In 2014 the CJEU ruled that an employee whose "normal remuneration" consists of regular commission as well as a basic salary must have that commission taken into account for the purposes of calculating holiday pay in a case referred by the UK employment tribunal.
The Court said that holiday pay, in principle, must be "determined in such a way as to correspond to the normal remuneration received by the worker".
The real threat: overtime payments
The biggest costs for employers will be related to overtime payments. The Employment Appeals Tribunal (EAT) is shortly expected to rule on three cases that could force employers to include voluntary overtime payments in holiday pay calculations.
Large numbers of employers rely on voluntary overtime and most calculate holiday pay based on basic salaries.
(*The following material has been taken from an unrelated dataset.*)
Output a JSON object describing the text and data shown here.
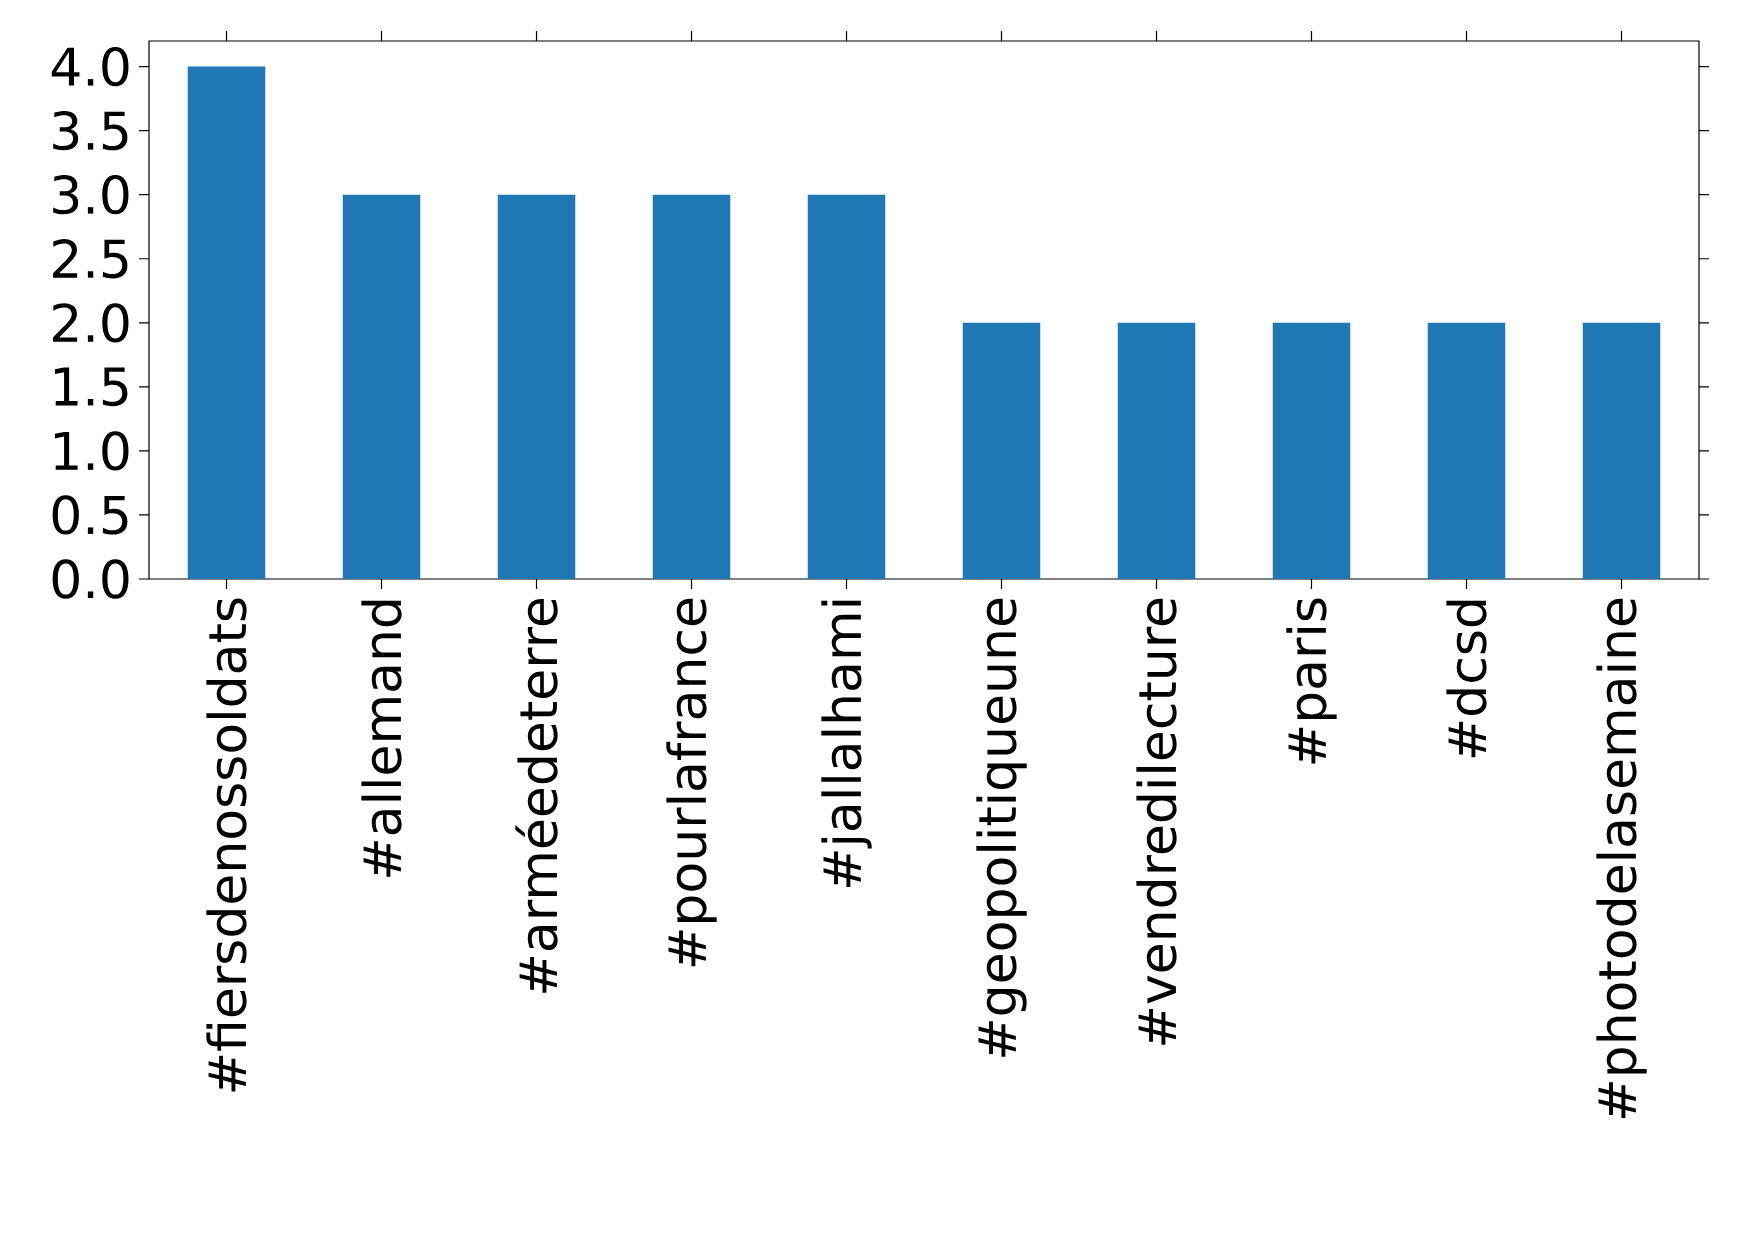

An EAT ruling that overtime should be included will not only increase ongoing costs but will introduce the possibility of significant historic claims that could cost a business millions of pounds.
The claims, involving Hertel UK, Bear Scotland Ltd and Amec, also include claims that holiday pay calculations should take account of acting up supplements, allowances and standby and emergency call-out payments. Future claims could argue that bonus payments should be included too.
The claims are based on an employee's rights under the EU's Working Time Directive and the 20 days of holiday that it mandates. The UK's Working Time Regulations add an extra eight days to that total. Claims will only relate to the 20 days mandated in the Directive.
If all these costs are to be included in holiday pay calculations businesses will face significant challenges in retrieving and then processing the data and any claims. The process itself is likely to be expensive, over and above the value of the claims.
Companies should be thinking now about how to deal with this issue in the future, such as reviewing how overtime is worked and preparing for negotiations with trade unions.